In July 2025, at the Rapidus facility in Chitose (Hokkaido), the first test wafers were manufactured using 2 nm technology. Mass production has not yet begun — it is scheduled for 2027. However, the Japanese government has already invested the equivalent of $16.3 billion in the project and shows no signs of stopping.
What Japan is buying with this money
Rapidus is not an ordinary startup. It was founded in 2022 by eight corporations: Toyota, SoftBank, Sony, NEC, Kioxia, Mitsubishi UFJ Bank and others, with initial capital of ¥7.3 billion. The state entered as the primary investor — and retained the right to convert non-preferred shares into ordinary shares, effectively gaining a mechanism for forced control over the company if something goes wrong.
"Since the beginning of the year, customer demand for advanced chips has increased sharply"
— CEO Rapidus Atsuyoshi Koike, February 2026
New subsidies of ¥631.5 billion ($4 billion) are earmarked specifically for Fujitsu — the first confirmed customer.

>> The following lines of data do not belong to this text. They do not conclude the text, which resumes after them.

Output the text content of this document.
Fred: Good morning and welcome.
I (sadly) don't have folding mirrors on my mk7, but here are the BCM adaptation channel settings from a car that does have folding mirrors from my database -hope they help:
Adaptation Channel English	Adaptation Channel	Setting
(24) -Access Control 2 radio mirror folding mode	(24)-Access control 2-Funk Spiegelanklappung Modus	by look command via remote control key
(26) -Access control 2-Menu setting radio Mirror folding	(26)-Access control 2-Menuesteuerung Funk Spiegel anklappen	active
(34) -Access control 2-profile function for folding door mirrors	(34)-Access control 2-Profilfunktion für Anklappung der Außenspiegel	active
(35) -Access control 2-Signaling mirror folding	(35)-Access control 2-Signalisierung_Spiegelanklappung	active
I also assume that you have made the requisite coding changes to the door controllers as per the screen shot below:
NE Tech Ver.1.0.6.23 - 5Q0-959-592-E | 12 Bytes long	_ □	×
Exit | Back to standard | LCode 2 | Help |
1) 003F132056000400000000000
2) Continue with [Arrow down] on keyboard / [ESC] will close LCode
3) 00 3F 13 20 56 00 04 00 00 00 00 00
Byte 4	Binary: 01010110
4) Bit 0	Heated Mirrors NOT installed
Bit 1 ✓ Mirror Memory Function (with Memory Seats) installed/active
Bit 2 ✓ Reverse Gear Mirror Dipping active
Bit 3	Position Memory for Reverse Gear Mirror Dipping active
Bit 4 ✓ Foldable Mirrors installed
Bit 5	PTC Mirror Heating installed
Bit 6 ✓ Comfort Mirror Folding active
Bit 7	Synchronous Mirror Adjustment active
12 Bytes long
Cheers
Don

Fujitsu, in turn, is considering an investment of up to ¥20 billion in Rapidus itself. In other words, Japan is financing a company that manufactures chips for a customer who is itself its shareholder.
The technology gap that must be bridged
Today, Japan's most advanced domestic capacity is 40 nm. TSMC already produces 2 nm at industrial scale and is developing 1.6–1.4 nm. Rapidus uses High-NA EUV equipment from ASML and technical support from IBM — approximately 10 IBM engineers work constantly at the Chitose facility. After 2 nm, the goal is 1.4 nm, and then 1 nm. The total cost of this path is estimated to exceed ¥7 trillion.
- The state has already allocated: ~¥2.9 trillion
- Needs to attract from banks and private investors: ~¥4 trillion
- Private sector in the latest round: ¥130 billion — from 32 companies, including Sony, Toyota, Canon, and Seiko Epson
Why private business remains cautious
Despite a growing list of shareholders, private investors remain significantly more cautious than the state — due to technological uncertainty and the absence of a confirmed order portfolio. According to Digitimes, regional banks are only "coordinating possible investments," and the final figures of participants may still change. Prime Minister Shigeru Ishiba publicly acknowledged that taxpayer spending requires a clear strategy — but emphasized that falling behind in the global semiconductor race would be irreversible.
In parallel, Rapidus is in negotiations with over 60 potential customers in AI, robotics, and edge computing, including American startup Tenstorrent, which develops RISC-V processors as an alternative to Nvidia.
The bet is made, but not confirmed
Japan lost its leadership in chips in the 1990s, when Samsung and TSMC surpassed NEC, Hitachi, and Mitsubishi Electric. Rapidus is an attempt at a comeback not through catch-up, but through a leap directly to the cutting edge. There is a precedent: TSMC's involvement in Kumamoto showed that state subsidies can change industrial geography.
But TSMC came with established production. Rapidus starts from scratch — with first test wafers, an ambitious 2027 deadline, and a state that legally can take control of the company if it fails to deliver.
If by the end of 2026 Rapidus does not sign contracts with several customers independent of the state — the investment risks becoming the most expensive industrial experiment in Japanese history without commercial results.